For the phantom experiments, catheter tip trajectories and operation time exported from the Niobe system for the mapping sequences were recorded. This information is shown in Fig. 7 for both novice and expert operators, with and without guidance. Finally, the operation time and costs from the tele-operated robotic catheter are presented in Table 3.

Discussion

The simulated 2D grid data experiment (Table 1) showed the advantage of the proposed IE approach over the existing geometry approach. Across different experiment groups, this advantage became more apparent as the number of mixtures increased. In the in silico patient RV mapping experiment (Table 2), all planning methods resulted in improved mapping sequences over the expert in terms of the estimation error. The proposed IE method produced the most stable output in terms of the final regression error and the fastest decrease in both regression error and uncertainty in Fig. 6a. Although PE achieved a good estimated map without an associated travel cost, it cannot adjust the mapping decision to a different voltage data; therefore, it was suboptimal on a different trajectory that counted the travel cost. The geometry method in [15] performed favourably at an extreme case where no curvature was considered but when both the distance and the curvature were counted, its estimation was worse than IE, as more mapping points clustering at high-curvature areas revealed less voltage information about the entire chamber.

The GP posterior covariance, which reflects the model uncertainty, can also indicate mapping sufficiency. The maximal uncertainty curve in Fig. 6b exhibited three stages with IE and PE, corresponding with the expert’s practice of voltage mapping: first outlining the entire geometry, then extracting more details, and finally focusing on specific areas of interest. Figure 6c shows that the median uncertainty of IE, PE and geometry-based algorithms monotonically decreased in an S-shaped curve. By observing its slope and value, an operator can understand the mapping progress and prevent excessive mapping time and effort.

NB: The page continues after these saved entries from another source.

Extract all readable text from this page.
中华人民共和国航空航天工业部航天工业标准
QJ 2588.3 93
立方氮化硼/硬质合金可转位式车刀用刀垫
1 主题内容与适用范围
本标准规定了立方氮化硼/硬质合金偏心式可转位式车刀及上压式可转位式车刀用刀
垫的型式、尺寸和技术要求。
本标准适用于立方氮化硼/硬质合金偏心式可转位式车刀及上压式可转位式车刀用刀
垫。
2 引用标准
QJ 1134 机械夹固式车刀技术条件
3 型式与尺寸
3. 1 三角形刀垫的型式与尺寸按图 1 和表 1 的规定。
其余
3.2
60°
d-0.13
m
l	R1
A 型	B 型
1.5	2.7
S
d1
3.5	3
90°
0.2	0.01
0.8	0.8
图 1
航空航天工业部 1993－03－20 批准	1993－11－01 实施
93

The mapping sequences of the PE and IE methods demonstrated a sequential nature that was easily integrated with any type of mapping catheter. In Fig. 4a, each mapping step was uniformly spaced with a generally consistent forward direction. This sequential behaviour was not programmed explicitly as in the geometry method but arose as a result of performing active learning for mapping.

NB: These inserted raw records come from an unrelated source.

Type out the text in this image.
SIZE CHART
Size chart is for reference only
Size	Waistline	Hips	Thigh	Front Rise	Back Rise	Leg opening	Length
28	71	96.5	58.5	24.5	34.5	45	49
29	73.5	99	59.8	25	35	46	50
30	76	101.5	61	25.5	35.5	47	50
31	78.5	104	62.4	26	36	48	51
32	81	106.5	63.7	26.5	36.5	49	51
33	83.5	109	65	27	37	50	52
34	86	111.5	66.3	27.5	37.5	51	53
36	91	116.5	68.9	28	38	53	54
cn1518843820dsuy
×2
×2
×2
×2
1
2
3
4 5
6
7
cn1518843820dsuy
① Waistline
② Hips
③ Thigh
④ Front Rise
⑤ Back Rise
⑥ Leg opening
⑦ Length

In the phantom experiment carried out by the novice and expert operators, guidance from the IE algorithm showed benefits both subjectively and objectively. The expert operator confirmed that after taking the required mapping points for the guided procedure, no further mapping points were needed. The catheter trajectory of the expert operator with guidance (Fig. 7d) was tidier and more certain than without guidance (Fig. 7c). The novice operator’s map covered the endocardium more evenly with the guided trajectory (Fig. 7b). Without guidance, the novice operator spent more time mapping around the outflow tract and the tricuspid valve (Fig. 7a). The total mapping time taken was reduced for the expert surgeon with guidance but did not change for the novice surgeon. We believe much of this time was taken to refer to the guided points on the separate screen.

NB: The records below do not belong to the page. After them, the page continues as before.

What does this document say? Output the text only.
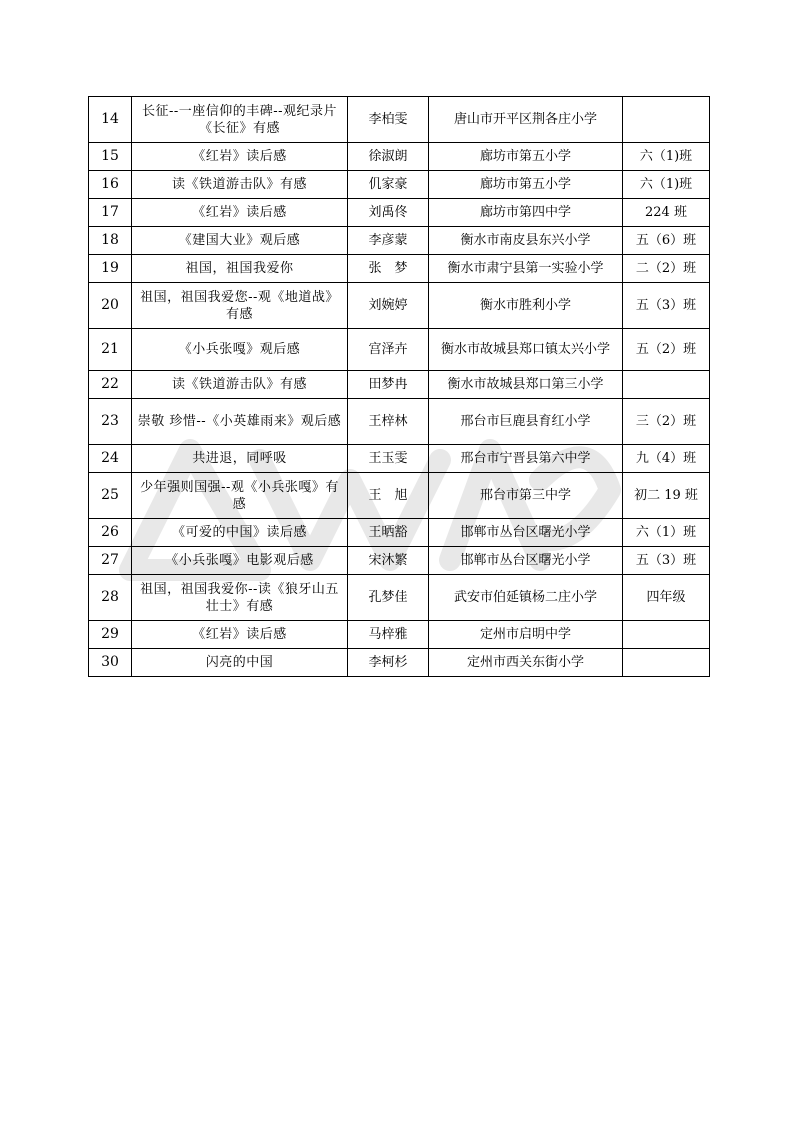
14	长征--一座信仰的丰碑--观纪录片《长征》有感	李柏雯	唐山市开平区荆各庄小学	
15	《红岩》读后感	徐淑朗	廊坊市第五小学	六（1)班
16	读《铁道游击队》有感	仉家豪	廊坊市第五小学	六（1)班
17	《红岩》读后感	刘禹佟	廊坊市第四中学	224 班
18	《建国大业》观后感	李彦蒙	衡水市南皮县东兴小学	五（6）班
19	祖国，祖国我爱你	张　梦	衡水市肃宁县第一实验小学	二（2）班
20	祖国，祖国我爱您--观《地道战》有感	刘婉婷	衡水市胜利小学	五（3）班
21	《小兵张嘎》观后感	宫泽卉	衡水市故城县郑口镇太兴小学	五（2）班
22	读《铁道游击队》有感	田梦冉	衡水市故城县郑口第三小学	
23	崇敬 珍惜--《小英雄雨来》观后感	王梓林	邢台市巨鹿县育红小学	三（2）班
24	共进退，同呼吸	王玉雯	邢台市宁晋县第六中学	九（4）班
25	少年强则国强--观《小兵张嘎》有感	王　旭	邢台市第三中学	初二 19 班
26	《可爱的中国》读后感	王晒豁	邯郸市丛台区曙光小学	六（1）班
27	《小兵张嘎》电影观后感	宋沐繁	邯郸市丛台区曙光小学	五（3）班
28	祖国，祖国我爱你--读《狼牙山五壮士》有感	孔梦佳	武安市伯延镇杨二庄小学	四年级
29	《红岩》读后感	马梓雅	定州市启明中学	
30	闪亮的中国	李柯杉	定州市西关东街小学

The experiment result with the tele-operated robotic catheter shows the mapping sequence from the IE method is optimal with respect to the travel time, distance travelled and robot operation cost, with a reduction of 7.56, 22.02 and 29.42%, respectively, over the original expert mapping sequence. No significant difference was found in travel time or distance between the IE method and geometry method, but the robot operation cost was reduced by 9.18% with the IE method.

Conclusion

A new online strategy for cardiac voltage mapping by extending a GP model-based IE algorithm was proposed. The GP surrogate model which computed the mapping points learned the prior knowledge from expert mapping procedures and was simultaneously updated with RPF to fit for a specific RV. Our experiments showed that the proposed IE strategy created a better cardiac voltage map and was more time-efficient over an existing geometry-based method. The proposed mapping method provides guidance in a collaborative setting and has the potential to conduct an automated cardiac mapping process with a catheter robot.